By Jake Howard
Last week at Salt Creek there was an incident in which a kid popped off to an older guy after being called out for “snaking” or “burning” him repeatedly. The kid was subsequently “dunked” for his apparent lack of respect. His mother, who was on the beach at the time, reported the incident to the Orange County Sheriff’s Department, which responded en masse with a boat, a helicopter and numerous patrol cars. In previous generations, an altercation like this would have reverberated like passing gas in the wind. When it came to localized lineups, there was a clear pecking order in place; and for those who disregarded it, they were quickly educated. Those days are dead and gone.
Today there are more surfers in the water than ever. With the growth in surf schools, scholastic surf teams and the overall rise in popularity of the sport, spots like Salt Creek and Trestles are more impacted than ever. In the case of the incident at Salt Creek, which we won’t delve into much further, all involved parties share a portion of the blame. When the guiding rules of surfing are not respected and adhered to, things like this are bound to happen. It actually happens quite frequently—just without the absurd police response. Bad vibes in the water are easily mitigated by embracing better etiquette.
“There will always be another wave,” writes Shaun Tomson in his book The Surfer’s Code.
If there was ever one concept that could halt the ugliness of localism it is this. Surfing is nothing more than just riding waves. Besides taking a break from the workaday world and maybe some spiritual satisfaction, it’s a completely unproductive pursuit. We shouldn’t need to escape from our escape. Wind blows across the ocean, swells are created, and if we’re lucky we’re be able to catch and ride one of them for a few seconds. And if we’re not, just sit out the back and wait for another. Waves are free. It’s that simple. Don’t make it an ego trip.
“I think we have to teach a lot of these kids to first be gentlemen,” prophetically stated the great Duke Kahanamoku. “Try to help one another and not hog the doggone waves.”
That brings us to the next concept: respect. At its core surfing is about developing a respect for the ocean, as well as fellow watermen and women. Whether it’s surviving a huge wave or dodging a huge shark, the ocean commands respect. When we paddle out, we’re all in the brine together. Treat your fellow surfer the way you would want to be treated. Do you want people dropping in on you? Probably not. So don’t do it to other people. Just don’t.
When an angry surfer yells, “That was my wave!” they’re full of it. Nobody owns the waves or the beaches. Share a wave and you’re apt to get an even better one in return. And the reverse, if you’re surfing somewhere new, have respect for the people that surf there every day. Understand that breaks like Lowers and Salt Creek are under extreme pressure due to unrelenting, increasing crowds. For the guys and girls who call it home, a little room to breathe goes a long way.
Besides the cardinal sin of dropping in on somebody, there are other important rules to consider. Always respect a surfer’s right of way. Whoever is closest to the peak gets the wave, plain and simple. Don’t snake them and say something stupid like, “Oh, I didn’t see you.” That’s how fights start. Be smart, be aware and look before taking off.
When paddling out, don’t stroke straight through the lineup. Instead take the long way out so you don’t get in anybody’s way. It’ll be safer for everyone this away. And similarly, don’t ditch your board when a wave’s coming.
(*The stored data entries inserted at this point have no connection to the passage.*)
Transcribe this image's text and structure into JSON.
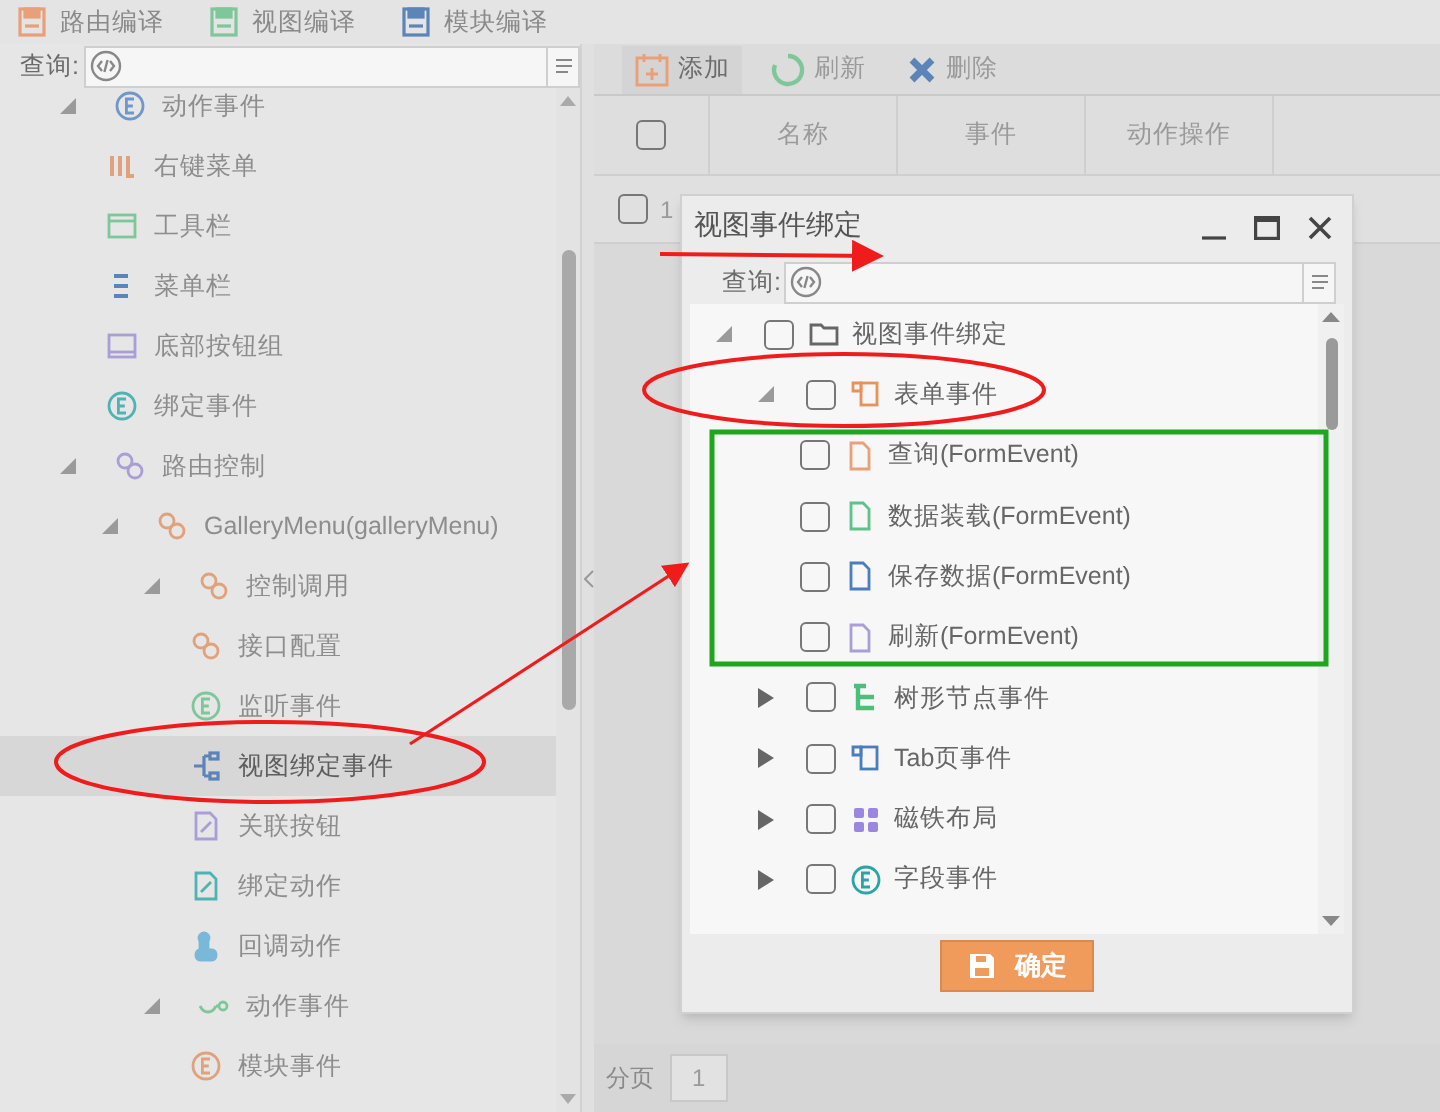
{
  "toolbar": [
    {
      "label": "路由编译",
      "color": "#e8a07a"
    },
    {
      "label": "视图编译",
      "color": "#7fc79a"
    },
    {
      "label": "模块编译",
      "color": "#5b84b8"
    }
  ],
  "left_panel": {
    "search_label": "查询:",
    "tree": [
      {
        "label": "动作事件",
        "kind": "event",
        "color": "#6f97c9",
        "expanded": true,
        "selected": false,
        "children": [
          {
            "label": "右键菜单",
            "kind": "bars",
            "color": "#e0a27c",
            "selected": false
          },
          {
            "label": "工具栏",
            "kind": "window",
            "color": "#7fc79a",
            "selected": false
          },
          {
            "label": "菜单栏",
            "kind": "list",
            "color": "#5b84b8",
            "selected": false
          },
          {
            "label": "底部按钮组",
            "kind": "panel",
            "color": "#a99fd6",
            "selected": false
          },
          {
            "label": "绑定事件",
            "kind": "event",
            "color": "#4fb3b3",
            "selected": false
          }
        ]
      },
      {
        "label": "路由控制",
        "kind": "chain",
        "color": "#a99fd6",
        "expanded": true,
        "selected": false,
        "children": [
          {
            "label": "GalleryMenu(galleryMenu)",
            "kind": "chain",
            "color": "#e0a27c",
            "expanded": true,
            "selected": false,
            "children": [
              {
                "label": "控制调用",
                "kind": "chain",
                "color": "#e0a27c",
                "expanded": true,
                "selected": false,
                "children": [
                  {
                    "label": "接口配置",
                    "kind": "chain",
                    "color": "#e0a27c",
                    "selected": false
                  },
                  {
                    "label": "监听事件",
                    "kind": "event",
                    "color": "#7fc79a",
                    "selected": false
                  },
                  {
                    "label": "视图绑定事件",
                    "kind": "nodes",
                    "color": "#5b84b8",
                    "selected": true
                  },
                  {
                    "label": "关联按钮",
                    "kind": "note",
                    "color": "#a99fd6",
                    "selected": false
                  },
                  {
                    "label": "绑定动作",
                    "kind": "note",
                    "color": "#4fb3b3",
                    "selected": false
                  },
                  {
                    "label": "回调动作",
                    "kind": "hand",
                    "color": "#7ab8d9",
                    "selected": false
                  }
                ]
              },
              {
                "label": "动作事件",
                "kind": "plug",
                "color": "#7fc79a",
                "expanded": true,
                "selected": false,
                "children": [
                  {
                    "label": "模块事件",
                    "kind": "event",
                    "color": "#e0a27c",
                    "selected": false
                  }
                ]
              }
            ]
          }
        ]
      }
    ]
  },
  "right_panel": {
    "toolbar": [
      {
        "label": "添加",
        "kind": "add"
      },
      {
        "label": "刷新",
        "kind": "refresh"
      },
      {
        "label": "删除",
        "kind": "delete"
      }
    ],
    "table": {
      "header_checked": false,
      "columns": [
        "名称",
        "事件",
        "动作操作"
      ],
      "rows": [
        {
          "number": "1",
          "checked": false
        }
      ]
    },
    "pager": {
      "label": "分页",
      "page": "1"
    }
  },
  "dialog": {
    "title": "视图事件绑定",
    "search_label": "查询:",
    "tree": [
      {
        "label": "视图事件绑定",
        "kind": "folder",
        "color": "#666666",
        "expanded": true,
        "checked": false,
        "children": [
          {
            "label": "表单事件",
            "kind": "pages",
            "color": "#e8925a",
            "expanded": true,
            "checked": false,
            "children": [
              {
                "label": "查询(FormEvent)",
                "kind": "doc",
                "color": "#e8a07a",
                "checked": false
              },
              {
                "label": "数据装载(FormEvent)",
                "kind": "doc",
                "color": "#5cc48a",
                "checked": false
              },
              {
                "label": "保存数据(FormEvent)",
                "kind": "doc",
                "color": "#4a7cc0",
                "checked": false
              },
              {
                "label": "刷新(FormEvent)",
                "kind": "doc",
                "color": "#a99fd6",
                "checked": false
              }
            ]
          },
          {
            "label": "树形节点事件",
            "kind": "tree",
            "color": "#4cc07a",
            "expanded": false,
            "checked": false
          },
          {
            "label": "Tab页事件",
            "kind": "pages",
            "color": "#4a7cc0",
            "expanded": false,
            "checked": false
          },
          {
            "label": "磁铁布局",
            "kind": "grid",
            "color": "#9b86e0",
            "expanded": false,
            "checked": false
          },
          {
            "label": "字段事件",
            "kind": "event",
            "color": "#2aa5a5",
            "expanded": false,
            "checked": false
          }
        ]
      }
    ],
    "confirm": "确定"
  }
}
Letting go of your board can be incredibly dangerous for the other surfers in the area. You may get sent through the rinse cycle, but it’s better than the fin of your board scalping the poor guy that’s paddling behind you.
And just like respecting your fellow surfers, respect the environment. Make it a habit to pick up five pieces of trash every time you hit the beach. Get involved in local beach clean-ups. Take a stand against toll roads and nuclear waste. Do your part to ensure that future generations of wave-riders will be able to enjoy the spot as much as you have. In other words, leave the world a better place than you found it.
Summer’s only a month away. We only have one Pacific Ocean. Let’s all learn to play nice.